Chlamydia trachomatis-infected patients display variable antibody profiles against the nine-member polymorphic membrane protein family

Abstract

Genomic analysis of the Chlamydiaceae has revealed a multigene family encoding large, putatively autotransported polymorphic membrane proteins (Pmps) with nine members in the sexually transmitted pathogen Chlamydia trachomatis. While various pathogenesis-related functions are emerging for the Pmps, observed genotypic and phenotypic variation among several chlamydial Pmps in various Chlamydia species has led us to hypothesize that the pmp gene repertoire is the basis of a previously undetected mechanism of antigenic variation. To test this hypothesis, we chose to examine the serologic response of C. trachomatis-infected patients to each Pmp subtype. Immune serum samples were collected from four populations of patients with confirmed C. trachomatis genital infection: 40 women with pelvic inflammatory disease from Pittsburgh, PA; 27 and 34 adolescent/young females from Oakland, CA, and Little Rock, AR, respectively; and 58 adult male patients from Baltimore, MD. The Pmp-specific antibody response was obtained using immunoblot analysis against each of the nine recombinantly expressed Pmps and quantified by densitometry.

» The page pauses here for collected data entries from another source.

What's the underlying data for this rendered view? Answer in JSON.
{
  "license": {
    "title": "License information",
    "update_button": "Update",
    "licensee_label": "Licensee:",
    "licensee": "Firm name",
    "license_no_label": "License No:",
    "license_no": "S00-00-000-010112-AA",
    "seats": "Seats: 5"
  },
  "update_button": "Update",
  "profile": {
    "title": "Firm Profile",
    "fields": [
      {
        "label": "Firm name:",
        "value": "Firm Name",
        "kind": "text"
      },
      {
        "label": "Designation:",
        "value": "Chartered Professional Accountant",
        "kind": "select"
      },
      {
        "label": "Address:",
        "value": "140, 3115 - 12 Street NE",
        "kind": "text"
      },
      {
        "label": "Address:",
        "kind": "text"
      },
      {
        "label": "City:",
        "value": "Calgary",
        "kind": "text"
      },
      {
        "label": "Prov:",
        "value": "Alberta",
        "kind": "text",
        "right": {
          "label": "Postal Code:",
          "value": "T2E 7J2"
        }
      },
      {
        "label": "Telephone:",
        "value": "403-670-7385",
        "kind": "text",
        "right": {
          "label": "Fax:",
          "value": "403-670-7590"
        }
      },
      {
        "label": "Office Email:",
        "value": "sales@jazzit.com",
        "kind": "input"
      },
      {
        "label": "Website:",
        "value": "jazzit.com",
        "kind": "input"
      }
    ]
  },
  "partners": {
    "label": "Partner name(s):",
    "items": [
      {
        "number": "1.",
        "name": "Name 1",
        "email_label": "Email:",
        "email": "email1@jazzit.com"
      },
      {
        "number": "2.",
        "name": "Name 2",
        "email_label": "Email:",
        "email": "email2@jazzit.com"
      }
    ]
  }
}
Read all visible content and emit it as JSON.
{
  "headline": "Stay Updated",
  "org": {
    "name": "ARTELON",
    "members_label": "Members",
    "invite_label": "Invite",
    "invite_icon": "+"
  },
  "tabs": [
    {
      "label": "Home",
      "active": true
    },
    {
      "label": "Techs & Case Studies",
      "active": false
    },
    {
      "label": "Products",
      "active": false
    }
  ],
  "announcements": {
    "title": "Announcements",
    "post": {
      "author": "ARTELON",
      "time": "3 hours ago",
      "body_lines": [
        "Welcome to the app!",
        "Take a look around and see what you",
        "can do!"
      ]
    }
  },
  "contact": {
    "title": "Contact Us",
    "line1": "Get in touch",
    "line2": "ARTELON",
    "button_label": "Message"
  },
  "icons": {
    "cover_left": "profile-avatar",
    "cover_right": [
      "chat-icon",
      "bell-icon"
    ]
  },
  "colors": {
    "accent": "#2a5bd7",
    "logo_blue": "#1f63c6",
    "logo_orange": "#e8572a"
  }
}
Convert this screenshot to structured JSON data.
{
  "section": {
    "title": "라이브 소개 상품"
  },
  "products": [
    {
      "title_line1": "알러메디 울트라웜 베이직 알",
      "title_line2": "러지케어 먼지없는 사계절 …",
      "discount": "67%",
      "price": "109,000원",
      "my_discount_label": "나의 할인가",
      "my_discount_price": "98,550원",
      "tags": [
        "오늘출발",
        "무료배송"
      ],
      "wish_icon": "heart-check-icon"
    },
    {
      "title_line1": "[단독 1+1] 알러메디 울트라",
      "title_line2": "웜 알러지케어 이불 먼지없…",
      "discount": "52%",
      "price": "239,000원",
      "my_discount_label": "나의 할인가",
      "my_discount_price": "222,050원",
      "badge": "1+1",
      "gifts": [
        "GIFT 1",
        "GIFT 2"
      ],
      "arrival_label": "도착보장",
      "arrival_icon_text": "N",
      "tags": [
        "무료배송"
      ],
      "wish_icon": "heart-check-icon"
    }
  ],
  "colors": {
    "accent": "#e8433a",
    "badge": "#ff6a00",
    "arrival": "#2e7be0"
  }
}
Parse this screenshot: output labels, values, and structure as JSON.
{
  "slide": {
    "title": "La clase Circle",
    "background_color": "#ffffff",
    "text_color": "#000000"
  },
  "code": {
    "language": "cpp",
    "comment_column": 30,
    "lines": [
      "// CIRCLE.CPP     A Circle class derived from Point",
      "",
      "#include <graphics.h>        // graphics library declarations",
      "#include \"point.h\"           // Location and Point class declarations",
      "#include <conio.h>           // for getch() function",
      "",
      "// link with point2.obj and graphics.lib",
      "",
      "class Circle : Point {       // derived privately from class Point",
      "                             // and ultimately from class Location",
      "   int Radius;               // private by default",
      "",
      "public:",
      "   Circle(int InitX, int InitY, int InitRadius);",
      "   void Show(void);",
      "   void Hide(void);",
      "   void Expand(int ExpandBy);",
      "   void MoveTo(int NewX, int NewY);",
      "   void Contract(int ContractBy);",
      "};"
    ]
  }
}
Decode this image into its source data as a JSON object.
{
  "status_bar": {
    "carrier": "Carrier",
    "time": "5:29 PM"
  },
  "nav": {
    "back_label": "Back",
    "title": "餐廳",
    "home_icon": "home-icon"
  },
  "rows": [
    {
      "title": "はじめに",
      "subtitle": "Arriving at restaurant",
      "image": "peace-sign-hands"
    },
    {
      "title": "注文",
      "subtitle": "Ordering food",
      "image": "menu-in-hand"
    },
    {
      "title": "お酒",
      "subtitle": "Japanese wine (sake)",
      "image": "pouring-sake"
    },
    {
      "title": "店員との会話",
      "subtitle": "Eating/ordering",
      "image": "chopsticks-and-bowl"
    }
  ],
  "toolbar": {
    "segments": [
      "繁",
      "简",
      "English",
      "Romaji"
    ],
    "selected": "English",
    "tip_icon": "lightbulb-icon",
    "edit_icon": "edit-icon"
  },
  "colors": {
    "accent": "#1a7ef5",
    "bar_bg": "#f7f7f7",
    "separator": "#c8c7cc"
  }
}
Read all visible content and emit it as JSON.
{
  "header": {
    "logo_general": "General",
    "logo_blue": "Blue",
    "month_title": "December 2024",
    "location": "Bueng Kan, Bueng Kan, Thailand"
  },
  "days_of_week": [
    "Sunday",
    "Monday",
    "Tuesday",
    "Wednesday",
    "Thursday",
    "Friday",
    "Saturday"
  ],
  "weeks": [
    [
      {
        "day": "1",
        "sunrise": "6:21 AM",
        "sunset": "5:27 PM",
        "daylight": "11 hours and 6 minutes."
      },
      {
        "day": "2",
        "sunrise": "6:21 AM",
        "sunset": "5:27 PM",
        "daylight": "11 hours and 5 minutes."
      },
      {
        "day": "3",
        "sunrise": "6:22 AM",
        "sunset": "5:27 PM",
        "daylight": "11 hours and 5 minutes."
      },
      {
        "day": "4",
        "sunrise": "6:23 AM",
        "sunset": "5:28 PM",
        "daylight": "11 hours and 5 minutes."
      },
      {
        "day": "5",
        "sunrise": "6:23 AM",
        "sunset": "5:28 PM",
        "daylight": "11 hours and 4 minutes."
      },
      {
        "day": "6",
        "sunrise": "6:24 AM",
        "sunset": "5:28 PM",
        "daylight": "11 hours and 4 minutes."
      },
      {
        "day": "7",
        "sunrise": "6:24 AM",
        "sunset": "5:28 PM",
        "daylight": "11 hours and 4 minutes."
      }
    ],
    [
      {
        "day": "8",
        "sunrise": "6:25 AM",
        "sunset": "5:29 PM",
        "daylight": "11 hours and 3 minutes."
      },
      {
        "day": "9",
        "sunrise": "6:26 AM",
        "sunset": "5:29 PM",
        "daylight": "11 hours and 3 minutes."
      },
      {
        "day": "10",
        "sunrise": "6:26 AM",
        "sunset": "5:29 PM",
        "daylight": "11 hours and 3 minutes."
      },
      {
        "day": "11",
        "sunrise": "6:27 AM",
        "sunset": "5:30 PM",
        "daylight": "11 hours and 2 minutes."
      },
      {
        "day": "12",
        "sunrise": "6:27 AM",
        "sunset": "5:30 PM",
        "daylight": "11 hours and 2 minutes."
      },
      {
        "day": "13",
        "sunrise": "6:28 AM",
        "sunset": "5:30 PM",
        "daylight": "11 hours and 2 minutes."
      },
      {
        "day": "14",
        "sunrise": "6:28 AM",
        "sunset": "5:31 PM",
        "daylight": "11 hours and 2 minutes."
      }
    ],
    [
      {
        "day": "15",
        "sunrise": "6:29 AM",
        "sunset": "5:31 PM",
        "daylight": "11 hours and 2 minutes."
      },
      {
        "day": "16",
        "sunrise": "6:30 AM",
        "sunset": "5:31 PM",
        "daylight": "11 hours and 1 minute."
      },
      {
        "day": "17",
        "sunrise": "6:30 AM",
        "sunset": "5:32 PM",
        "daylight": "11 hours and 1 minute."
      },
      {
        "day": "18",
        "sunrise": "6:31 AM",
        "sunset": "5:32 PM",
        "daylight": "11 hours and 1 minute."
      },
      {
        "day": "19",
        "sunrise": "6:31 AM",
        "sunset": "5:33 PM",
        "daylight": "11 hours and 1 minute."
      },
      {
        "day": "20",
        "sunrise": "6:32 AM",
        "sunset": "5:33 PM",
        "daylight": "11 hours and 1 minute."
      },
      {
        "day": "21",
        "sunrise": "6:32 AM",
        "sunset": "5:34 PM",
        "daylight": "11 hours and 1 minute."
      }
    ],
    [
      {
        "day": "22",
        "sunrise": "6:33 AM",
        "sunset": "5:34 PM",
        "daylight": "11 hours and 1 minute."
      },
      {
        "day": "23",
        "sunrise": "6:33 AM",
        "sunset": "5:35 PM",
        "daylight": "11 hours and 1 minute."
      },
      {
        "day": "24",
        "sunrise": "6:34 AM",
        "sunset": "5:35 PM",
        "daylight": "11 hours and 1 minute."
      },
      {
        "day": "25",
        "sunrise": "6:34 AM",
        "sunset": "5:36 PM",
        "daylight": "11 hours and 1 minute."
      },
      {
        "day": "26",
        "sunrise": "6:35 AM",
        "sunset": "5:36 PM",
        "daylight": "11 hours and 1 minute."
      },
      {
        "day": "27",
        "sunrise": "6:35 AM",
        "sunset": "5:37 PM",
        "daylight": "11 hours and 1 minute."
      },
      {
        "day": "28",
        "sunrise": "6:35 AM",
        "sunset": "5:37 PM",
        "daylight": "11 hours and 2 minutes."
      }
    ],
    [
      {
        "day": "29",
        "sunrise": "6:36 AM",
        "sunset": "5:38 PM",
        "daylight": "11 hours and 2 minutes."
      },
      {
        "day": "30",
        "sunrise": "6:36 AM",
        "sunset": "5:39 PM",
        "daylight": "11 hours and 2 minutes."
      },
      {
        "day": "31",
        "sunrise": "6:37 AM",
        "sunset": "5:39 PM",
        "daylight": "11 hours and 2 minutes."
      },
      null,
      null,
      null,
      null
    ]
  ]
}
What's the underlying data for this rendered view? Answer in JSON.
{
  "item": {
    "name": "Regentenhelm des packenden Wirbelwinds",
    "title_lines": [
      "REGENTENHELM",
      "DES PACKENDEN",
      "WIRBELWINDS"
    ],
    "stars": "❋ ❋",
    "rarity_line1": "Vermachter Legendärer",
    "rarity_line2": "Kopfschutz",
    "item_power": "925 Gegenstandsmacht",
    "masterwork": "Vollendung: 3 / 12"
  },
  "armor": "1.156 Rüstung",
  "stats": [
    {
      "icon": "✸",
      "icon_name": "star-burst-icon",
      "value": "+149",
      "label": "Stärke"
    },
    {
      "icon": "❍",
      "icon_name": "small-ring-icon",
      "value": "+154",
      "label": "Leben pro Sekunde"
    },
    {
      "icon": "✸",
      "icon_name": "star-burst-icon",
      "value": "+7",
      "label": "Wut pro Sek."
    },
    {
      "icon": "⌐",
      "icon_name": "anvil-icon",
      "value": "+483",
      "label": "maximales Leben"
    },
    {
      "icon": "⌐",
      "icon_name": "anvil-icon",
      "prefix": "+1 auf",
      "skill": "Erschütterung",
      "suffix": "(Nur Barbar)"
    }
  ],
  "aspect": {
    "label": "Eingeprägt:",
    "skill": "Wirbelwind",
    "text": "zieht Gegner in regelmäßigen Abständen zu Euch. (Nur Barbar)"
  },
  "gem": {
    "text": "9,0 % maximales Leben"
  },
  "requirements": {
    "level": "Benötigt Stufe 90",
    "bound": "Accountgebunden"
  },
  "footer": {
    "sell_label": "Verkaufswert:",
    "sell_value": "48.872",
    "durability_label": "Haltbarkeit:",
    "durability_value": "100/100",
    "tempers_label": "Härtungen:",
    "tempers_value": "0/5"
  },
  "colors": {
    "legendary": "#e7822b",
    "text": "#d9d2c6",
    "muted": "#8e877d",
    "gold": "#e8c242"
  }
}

Our results show that nearly all C. trachomatis-infected patients mount a strong serologic response against individual or multiple Pmp subtypes and that the antibody specificity profile varies between patients. Moreover, our analysis reveals differences in the strengths and specificities of the Pmp subtype-specific antibody reactivity relating to gender and clinical outcome. Overall, our results indicate that the Pmps elicit various serologic responses in C. trachomatis-infected patients and are consistent with the pmp gene family being the basis of a mechanism of antigenic variation.

FIG. 1.

Serum reactivity of C. trachomatis-infected patients against purified EB lysates. Proteins from urographin-purified EBs were separated by SDS-PAGE and analyzed by immunoblot analysis. Lane 1, Coomassie blue-stained EB proteins; lane 2, control serum from C. trachomatis-negative patient; lanes 3 to 10, serum samples from C. trachomatis-infected patients (lanes 3 and 4, PEACH PID group; lanes 5 and 6, Oakland adolescent female group; lanes 7 and 8, Arkansas adolescent female group; lanes 9 and 10, Baltimore male adult group). Molecular mass markers (kDa) are indicated in each row.

FIG. 2.

Serum reactivity of C. trachomatis-infected patients against the Pmp family. Partially purified proteins rPmpA to -I (subtypes are indicated above each lane) were fractionated by SDS-PAGE and Coomassie blue-stained (a) or immunoblotted with anti-His tag antibody (1:1,500) (b), control serum from a healthy individual (1:100) (c), or serum samples (1:100) from patients with C. trachomatis genital infection. Representatives of the PEACH PID group (serum no. 19) (d), Oakland adolescent females (serum no. 19) (e), and Baltimore male adults (serum no. 21) (f) are shown. Stars indicate specific reactivity against full-size proteins rPmpA to -I. Patient serum samples reacting with bands that do not include full-size rPmp were recorded as negative. Molecular mass markers (kDa) are indicated in each row.

FIG. 3.

Profiling of the Pmp-specific antibody responses in C. trachomatis-infected patients. The antibody reactivity against rPmps was quantified and color-coded for each patient as described in Materials and Methods. Reactivity lower than Q1 is coded as light yellow, that between Q1 and the median as gold, that between the median and Q3 as orange, and that above Q3 as dark red. (A) PEACH PID women; (B) Oakland adolescent females; (C) Arkansas adolescent females; and (D) Baltimore male adults. The patient serum numbers are indicated along the side of each panel.

FIG. 4.

Quartile distribution and statistical significance of Pmp-specific relative antibody reactivity in the three patient populations. (A) Antibody reactivity against each rPmp was quantified using ImageQuant 5.2, and the distributions of immunoreactivity were analyzed and compared in the following three patient populations: PEACH PID women, pooled adolescent females, and Baltimore male adults. The box corresponds to reactivity between Q1 and Q3 of the total distribution. The horizontal line inside the box denotes the median, and the upper and lower horizontal lines correspond to the maximum and minimum reactivities of the total distribution, respectively. (B) Statistical analysis was performed to compare the relative antibody reactivities against individual rPmps between different patient populations as described in Materials and Methods. The P values are listed for each comparison, and the asterisks indicate statistically significant difference in two or three group comparisons.